Statement from Boys Town spokesperson
Boys Town refused many requests for more detailed information about its handling of allegations of sexual abuse at its Nebraska home campus. Ultimately, it issued this statement, presented here in full:
"We are proud of our work protecting children and our track record of helping turn around the lives of tens of thousands of kids.
"The safety of our youth is the number one priority of Boys Town – and any claim that we do not protect them or report incidents to law enforcement for comprehensive investigation is absolutely false.
"Boys Town reports all accusations to law enforcement and/or Child Protective Services, two independent entities, and fully cooperates with their independent investigations. Our safety numbers reflect the fact Boys Town actively encourages student reporting on campus – no matter the circumstance or degree of offense.
"Judicial and law enforcement leaders from across the country turn to Boys Town for help when every other juvenile support structure has either failed or given up. That’s a responsibility Boys Town takes extremely seriously.
"Boys Town has a robust training program for both staff and youth about what is and is not appropriate. The organization actively encourages youth to report any and all activity that makes them feel uncomfortable. And when a report is made, Boys Town acts quickly and decisively – always putting the child’s safety first."
How the Register reported this story
An investigative reporter for 25 years at the Des Moines Register, Lee Rood used open records requests, public records, news articles, government reports and interviews to identify allegations of abuse or other crimes reported at Boys Town.
As the Reader's Watchdog columnist at the Register for the past 13 years, Rood has reported extensively on nonprofits, child welfare issues and problems at residential facilities for youth in Iowa. An Omaha native, she also is the daughter of reporter Mick Rood, who shared a Pulitzer Prize for local investigative reporting at the Omaha Sun newspapers in 1973 for a special report on Boys Town’s fundraising.
Rood had reported previously from Boys Town and had read articles over the years about changes there. When she realized 2023 was the 50th anniversary of the Omaha Sun’s Pulitzer, she began looking more closely at the charity and its annual reports, initially with the idea of writing an update as part of a wider piece about the reduction of local investigative reporters nationally.

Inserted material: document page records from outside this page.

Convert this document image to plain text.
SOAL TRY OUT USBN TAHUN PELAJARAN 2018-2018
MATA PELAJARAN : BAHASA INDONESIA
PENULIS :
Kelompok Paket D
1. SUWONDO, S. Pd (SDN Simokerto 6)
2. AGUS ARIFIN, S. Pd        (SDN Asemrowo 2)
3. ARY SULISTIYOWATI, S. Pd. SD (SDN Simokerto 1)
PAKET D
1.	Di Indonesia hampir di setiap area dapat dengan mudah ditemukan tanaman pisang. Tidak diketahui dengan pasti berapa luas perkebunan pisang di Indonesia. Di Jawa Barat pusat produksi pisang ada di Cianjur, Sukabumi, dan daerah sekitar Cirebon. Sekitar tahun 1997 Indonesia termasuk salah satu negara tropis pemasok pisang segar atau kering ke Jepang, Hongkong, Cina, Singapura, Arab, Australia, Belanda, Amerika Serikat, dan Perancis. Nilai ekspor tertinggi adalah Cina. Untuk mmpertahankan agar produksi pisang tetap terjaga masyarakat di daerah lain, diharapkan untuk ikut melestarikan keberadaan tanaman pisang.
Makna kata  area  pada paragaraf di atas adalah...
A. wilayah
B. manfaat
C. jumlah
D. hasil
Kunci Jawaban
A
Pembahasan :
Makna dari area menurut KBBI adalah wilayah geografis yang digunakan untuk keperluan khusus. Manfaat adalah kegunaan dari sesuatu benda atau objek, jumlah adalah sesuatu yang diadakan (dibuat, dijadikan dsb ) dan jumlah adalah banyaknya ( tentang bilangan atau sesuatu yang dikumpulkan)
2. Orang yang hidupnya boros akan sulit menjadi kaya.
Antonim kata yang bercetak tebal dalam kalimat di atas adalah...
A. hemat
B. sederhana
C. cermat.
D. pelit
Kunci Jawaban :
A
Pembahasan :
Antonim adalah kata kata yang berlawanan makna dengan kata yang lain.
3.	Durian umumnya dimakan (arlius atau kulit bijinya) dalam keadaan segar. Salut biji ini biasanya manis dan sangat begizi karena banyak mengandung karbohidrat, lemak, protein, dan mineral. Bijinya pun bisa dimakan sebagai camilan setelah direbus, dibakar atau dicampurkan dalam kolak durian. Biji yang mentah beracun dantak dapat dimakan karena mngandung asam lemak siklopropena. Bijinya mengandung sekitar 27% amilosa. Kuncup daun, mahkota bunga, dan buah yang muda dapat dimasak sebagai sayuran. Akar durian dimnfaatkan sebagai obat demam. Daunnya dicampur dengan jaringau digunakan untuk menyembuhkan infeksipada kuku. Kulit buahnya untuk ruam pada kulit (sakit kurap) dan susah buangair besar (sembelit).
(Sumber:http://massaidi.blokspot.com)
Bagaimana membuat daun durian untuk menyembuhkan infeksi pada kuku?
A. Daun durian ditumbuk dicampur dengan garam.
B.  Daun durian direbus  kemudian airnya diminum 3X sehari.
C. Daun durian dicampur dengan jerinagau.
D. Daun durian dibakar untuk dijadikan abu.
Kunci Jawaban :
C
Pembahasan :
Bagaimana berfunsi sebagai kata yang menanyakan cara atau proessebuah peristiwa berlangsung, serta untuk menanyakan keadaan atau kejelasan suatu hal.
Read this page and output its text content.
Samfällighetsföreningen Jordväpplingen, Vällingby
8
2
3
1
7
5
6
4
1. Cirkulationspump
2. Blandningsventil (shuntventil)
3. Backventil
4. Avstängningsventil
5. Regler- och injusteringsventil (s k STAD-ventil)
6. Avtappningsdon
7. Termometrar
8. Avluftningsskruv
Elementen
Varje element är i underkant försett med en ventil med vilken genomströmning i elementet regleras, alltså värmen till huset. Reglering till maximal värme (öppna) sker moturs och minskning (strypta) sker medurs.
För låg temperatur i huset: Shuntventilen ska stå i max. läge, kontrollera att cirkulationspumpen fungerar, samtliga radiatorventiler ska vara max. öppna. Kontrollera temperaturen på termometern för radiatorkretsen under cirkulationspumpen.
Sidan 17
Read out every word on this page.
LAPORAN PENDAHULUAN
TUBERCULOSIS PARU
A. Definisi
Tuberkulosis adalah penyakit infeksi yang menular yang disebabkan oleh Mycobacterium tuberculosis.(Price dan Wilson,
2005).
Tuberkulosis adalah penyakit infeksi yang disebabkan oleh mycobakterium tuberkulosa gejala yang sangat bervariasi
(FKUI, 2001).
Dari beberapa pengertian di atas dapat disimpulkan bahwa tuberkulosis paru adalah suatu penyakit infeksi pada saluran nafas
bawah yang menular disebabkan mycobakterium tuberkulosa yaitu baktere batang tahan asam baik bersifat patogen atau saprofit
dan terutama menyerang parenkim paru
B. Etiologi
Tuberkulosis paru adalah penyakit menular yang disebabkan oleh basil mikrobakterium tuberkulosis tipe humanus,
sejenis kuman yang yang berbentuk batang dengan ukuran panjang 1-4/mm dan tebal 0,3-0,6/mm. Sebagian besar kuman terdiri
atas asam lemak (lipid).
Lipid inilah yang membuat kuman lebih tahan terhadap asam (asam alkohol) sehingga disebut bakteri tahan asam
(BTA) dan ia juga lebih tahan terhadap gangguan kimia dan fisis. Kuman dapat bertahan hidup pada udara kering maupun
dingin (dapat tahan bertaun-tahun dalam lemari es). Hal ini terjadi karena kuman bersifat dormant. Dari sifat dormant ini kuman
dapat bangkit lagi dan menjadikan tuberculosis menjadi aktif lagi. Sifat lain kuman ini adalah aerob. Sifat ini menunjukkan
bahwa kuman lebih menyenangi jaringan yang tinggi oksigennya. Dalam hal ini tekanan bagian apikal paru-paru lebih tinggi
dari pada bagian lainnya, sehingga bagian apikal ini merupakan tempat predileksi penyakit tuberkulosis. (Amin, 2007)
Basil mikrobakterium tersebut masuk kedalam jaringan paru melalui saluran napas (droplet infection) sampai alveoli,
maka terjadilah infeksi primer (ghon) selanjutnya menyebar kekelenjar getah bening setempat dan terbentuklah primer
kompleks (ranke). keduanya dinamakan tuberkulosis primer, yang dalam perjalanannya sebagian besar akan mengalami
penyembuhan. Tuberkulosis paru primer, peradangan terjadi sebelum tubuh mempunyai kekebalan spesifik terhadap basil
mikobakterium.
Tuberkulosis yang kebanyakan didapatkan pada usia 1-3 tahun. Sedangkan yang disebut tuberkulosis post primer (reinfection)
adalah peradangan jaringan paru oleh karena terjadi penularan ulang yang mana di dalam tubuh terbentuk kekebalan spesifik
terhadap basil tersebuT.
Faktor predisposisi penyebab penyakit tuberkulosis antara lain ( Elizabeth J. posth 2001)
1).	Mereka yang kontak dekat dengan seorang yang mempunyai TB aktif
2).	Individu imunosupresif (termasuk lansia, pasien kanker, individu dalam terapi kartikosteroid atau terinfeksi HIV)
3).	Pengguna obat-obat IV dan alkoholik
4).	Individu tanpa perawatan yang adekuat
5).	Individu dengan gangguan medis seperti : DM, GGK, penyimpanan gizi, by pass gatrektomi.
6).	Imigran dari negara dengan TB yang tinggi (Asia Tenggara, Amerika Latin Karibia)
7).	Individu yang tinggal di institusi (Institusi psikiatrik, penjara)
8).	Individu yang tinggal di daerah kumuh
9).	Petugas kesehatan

She discovered several reports of sexual abuse over the past five years at the Boys Town campus, a sizable endowment uncommon among human services nonprofits nationally and more spent on fundraising than at other high-asset public charities. Her editors approved a reporting project to investigate these issues. She also applied for, and received, a $3,000 reporting grant from the Pulitzer Center to help offset some of the costs of the project, including travel for her and photographer Zach Boyden-Holmes.